May 11, 2014

Breaking the #1 Rule of Taper

The number 1 rule of tapering - DON'T GET INJURED!  Unfortunately, I broke that rule the week before the race.  Yesterday started off great.  I had an early morning 10 mile run that felt amazing and so many of my fellow runners wishing me luck.  I had dropped my bike off at the shop to get a final tune up before the race.  My plan was to go pick up the bike, do an hour or so workout and then rest for the remainder of the day.

I decided that I would just go ride the Veloway (a 3.1 mile paved asphalt trail exclusively for bicycles and inline skates), which is something I haven't done in quite a while.  It's hard getting a long ride in doing a 3 mile loop.  Although, I guess better than doing it on a trainer, but still.

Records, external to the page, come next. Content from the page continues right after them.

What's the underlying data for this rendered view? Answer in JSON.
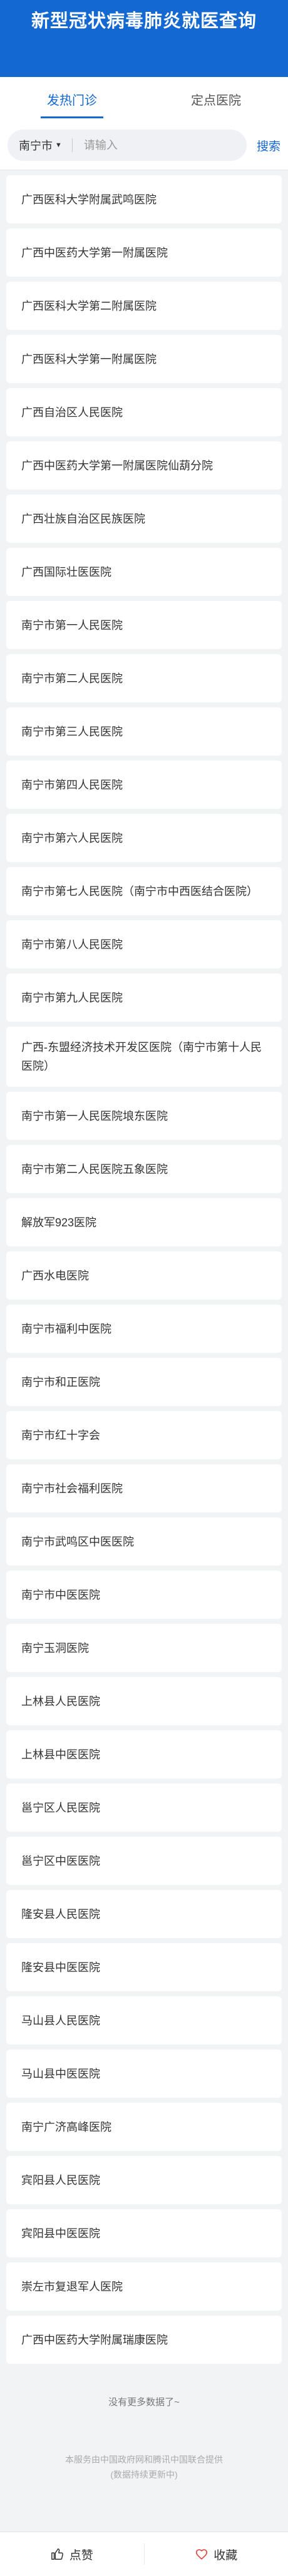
{
  "header": {
    "title": "新型冠状病毒肺炎就医查询"
  },
  "tabs": [
    {
      "label": "发热门诊"
    },
    {
      "label": "定点医院"
    }
  ],
  "search": {
    "city": "南宁市",
    "placeholder": "请输入",
    "button": "搜索"
  },
  "hospitals": [
    "广西医科大学附属武鸣医院",
    "广西中医药大学第一附属医院",
    "广西医科大学第二附属医院",
    "广西医科大学第一附属医院",
    "广西自治区人民医院",
    "广西中医药大学第一附属医院仙葫分院",
    "广西壮族自治区民族医院",
    "广西国际壮医医院",
    "南宁市第一人民医院",
    "南宁市第二人民医院",
    "南宁市第三人民医院",
    "南宁市第四人民医院",
    "南宁市第六人民医院",
    "南宁市第七人民医院（南宁市中西医结合医院）",
    "南宁市第八人民医院",
    "南宁市第九人民医院",
    "广西-东盟经济技术开发区医院（南宁市第十人民医院）",
    "南宁市第一人民医院埌东医院",
    "南宁市第二人民医院五象医院",
    "解放军923医院",
    "广西水电医院",
    "南宁市福利中医院",
    "南宁市和正医院",
    "南宁市红十字会",
    "南宁市社会福利医院",
    "南宁市武鸣区中医医院",
    "南宁市中医医院",
    "南宁玉洞医院",
    "上林县人民医院",
    "上林县中医医院",
    "邕宁区人民医院",
    "邕宁区中医医院",
    "隆安县人民医院",
    "隆安县中医医院",
    "马山县人民医院",
    "马山县中医医院",
    "南宁广济高峰医院",
    "宾阳县人民医院",
    "宾阳县中医医院",
    "崇左市复退军人医院",
    "广西中医药大学附属瑞康医院"
  ],
  "footer": {
    "no_more": "没有更多数据了~",
    "source_line1": "本服务由中国政府网和腾讯中国联合提供",
    "source_line2": "(数据持续更新中)"
  },
  "bottom_bar": {
    "like": "点赞",
    "favorite": "收藏"
  },
  "colors": {
    "brand": "#1468d2",
    "heart": "#e64340"
  }
}
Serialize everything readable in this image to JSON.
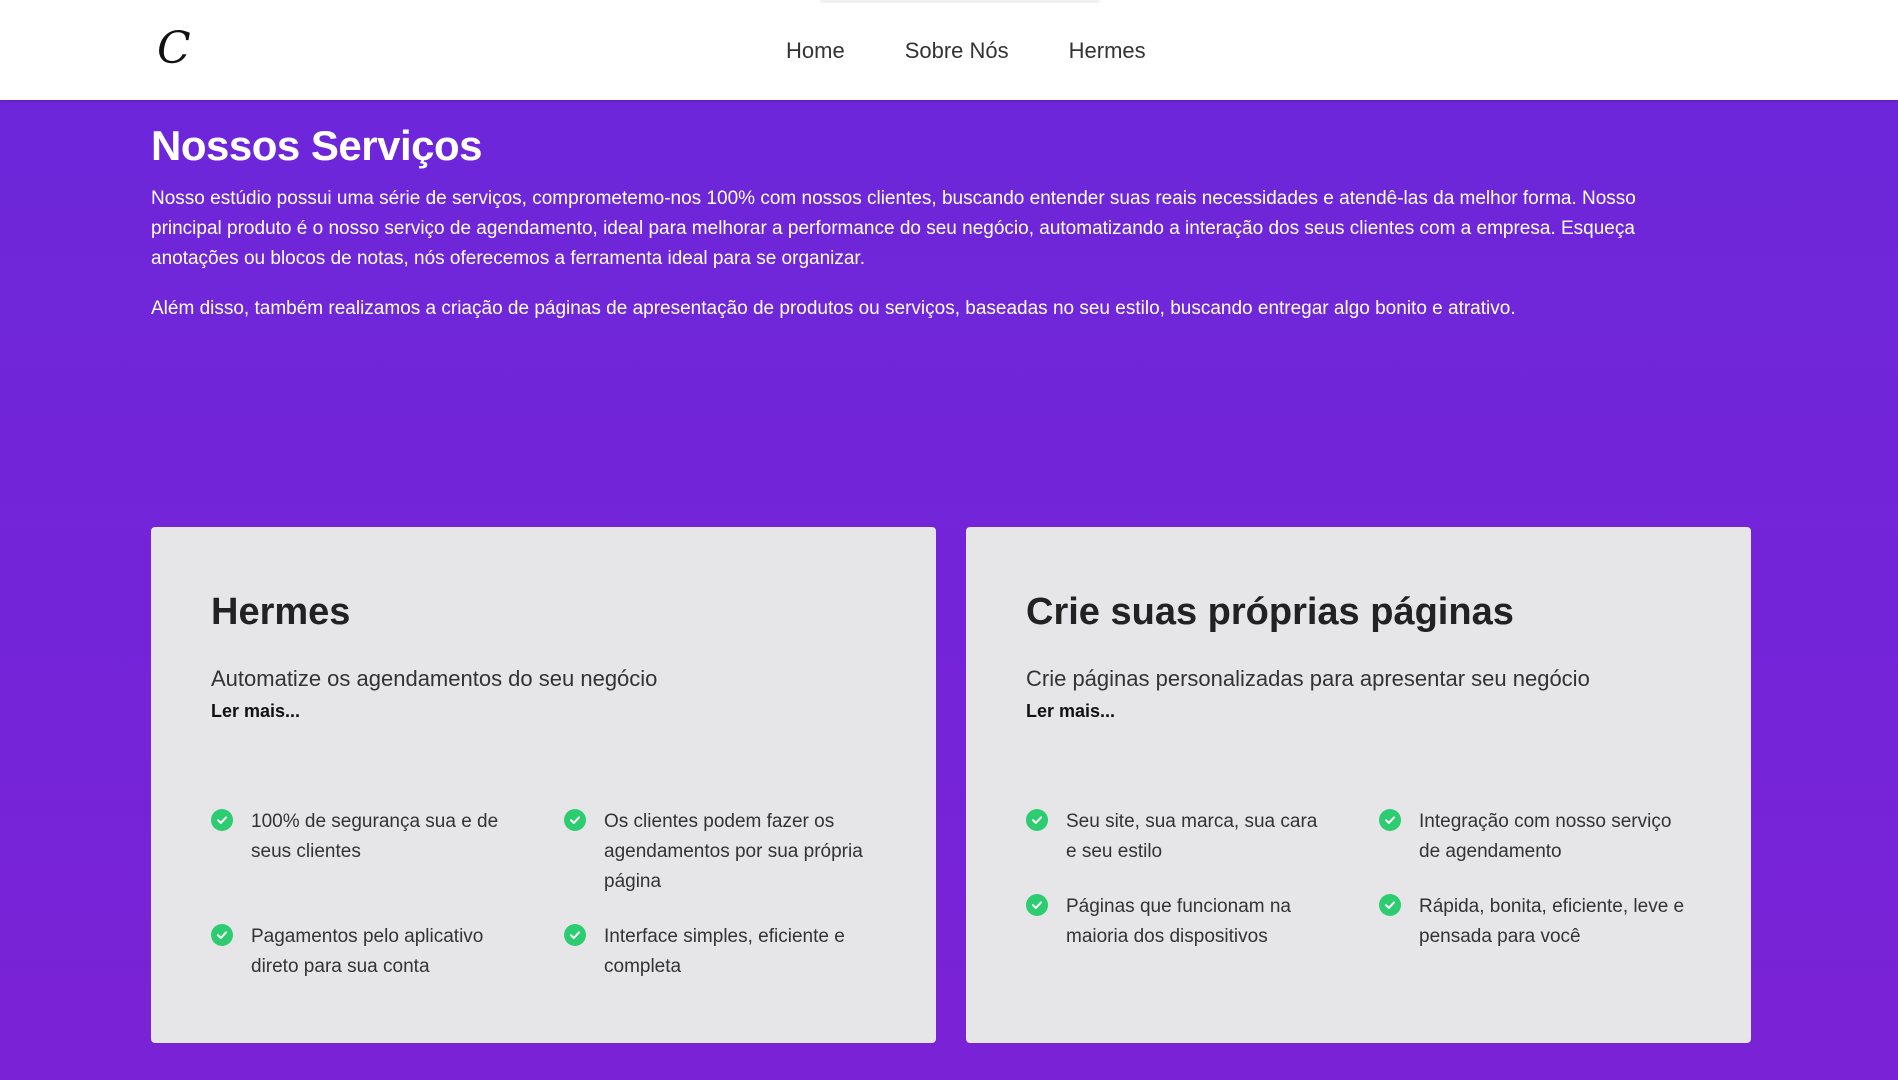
{
  "nav": {
    "logo_glyph": "C",
    "links": [
      "Home",
      "Sobre Nós",
      "Hermes"
    ]
  },
  "hero": {
    "title": "Nossos Serviços",
    "paragraph1": "Nosso estúdio possui uma série de serviços, comprometemo-nos 100% com nossos clientes, buscando entender suas reais necessidades e atendê-las da melhor forma. Nosso principal produto é o nosso serviço de agendamento, ideal para melhorar a performance do seu negócio, automatizando a interação dos seus clientes com a empresa. Esqueça anotações ou blocos de notas, nós oferecemos a ferramenta ideal para se organizar.",
    "paragraph2": "Além disso, também realizamos a criação de páginas de apresentação de produtos ou serviços, baseadas no seu estilo, buscando entregar algo bonito e atrativo."
  },
  "cards": [
    {
      "title": "Hermes",
      "subtitle": "Automatize os agendamentos do seu negócio",
      "more": "Ler mais...",
      "features": [
        "100% de segurança sua e de seus clientes",
        "Os clientes podem fazer os agendamentos por sua própria página",
        "Pagamentos pelo aplicativo direto para sua conta",
        "Interface simples, eficiente e completa"
      ]
    },
    {
      "title": "Crie suas próprias páginas",
      "subtitle": "Crie páginas personalizadas para apresentar seu negócio",
      "more": "Ler mais...",
      "features": [
        "Seu site, sua marca, sua cara e seu estilo",
        "Integração com nosso serviço de agendamento",
        "Páginas que funcionam na maioria dos dispositivos",
        "Rápida, bonita, eficiente, leve e pensada para você"
      ]
    }
  ],
  "colors": {
    "background": "#6c27da",
    "card": "#e6e6e9",
    "check": "#2ecc71"
  }
}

Also, it's got a lot of turns, something I won't have a lot of on race course.  It would also give me an opportunity to practice in all of my race equipment; shoes, aero helmet.

I got on the bike, got into aero position and off I went.  I felt great on the bike and was ready to fly, and I was.  There weren't a lot of people out there so I could move through the corners pretty well in aero.  I got to one of the first big turns and was move along at a pretty good clip in the aero position.  All of the sudden, I realized I was taking the corner way too fast.  What happened after that, I'm really not sure of.  The bike skidded, I had to avoid a tree, and I went over the handlebars and landed on my head and shoulder.

I was stunned, pissed off, shaken up, and worried all at the same time.  I believe there were probably some other emotions going on there as well.  Immediately some other riders came to my aid.  Asking if I was alright and checking me and my bike over.  The bike seemed fine, just had the chain come off. No major visible damage.  Me, on the other hand, that was a different story.  My head hurt.  My helmet was really scratched up, having taken the brunt of the fall.  My initial reaction was the ager, frustration, and disappointment that I was now going to have to buy another expensive aero race helmet.  Then I saw that my shoulder was bleeding.  It felt like a really bad scratch.  I poured some water on it and it didn't appear to need stitches.  At least not right away in any case.  I told the good samaritans that I was fine, I thanked them, and they rode off.

Now what was I going to do.  I was thankful that it wasn't any worse.  I hadn't even really started my workout.  More importantly, I was worried that I was now going to be skittish on the bike and that that could seriously affect my race.   When was I going to be able to get comfortable for the race?  How was I going to deal with adversity during the race?  F**ck it, I thought, it's now or never!

I got back on the bike and told myself I would ride until I felt comfortable again.  It took nearly an hour before I was able to feel comfortable again.  But that's what I needed.  I need to get my confidence back.  I needed to clear my head.  I needed to shake out the emotion and think about this rationally in order to put a plan together.  My bike's OK.  I'm, more or less, OK.  This wasn't going to beat me.

I finished up, cleaned and dressed my wound, and went back to the bike shop to get it checked out and buy another helmet.  On the bright side, I could now get a helmet that matched my new bike! Everything was fine with the bike.  Only a small bend in the derailleur which was easily fixed.  I got a sweet new aero helmet with a visor.  I left the shop in pretty good spirits.  It was a setback but I'd gotten over it and everything was going to be fine.  My wife gave me some good advice: "Don't make this anything more than it is. Deal with it and move on."

Today, it's been a little different.  I guess having time sitting still causes some reflection.  The spill on the bike resulted in a sore neck and big scrape on my shoulder. I'm confident everything will be fine for raceday (I'm seeing a chiropractor, PT, and massage therapist), however it's starting to affect me mentally. I feel like it's thrown me off of my game and that I've lost focus. I know some of this is normal stuff I deal with during taper. But I feel a little sadness and depression starting to set in and I can't seem to stop thinking about it. Again, I'm confident I'm going to race. I'm just worried I might not be as focused and mentally prepared as I need to be and want to get that back. I know I'm ready physically and up until this happened I felt like I was mentally prepared.  I've reached out to my coaches for some advice.  Hopefully I can shake this soon.

My helmet which took the brunt of the impact.  Good to know it does what it's designed to do.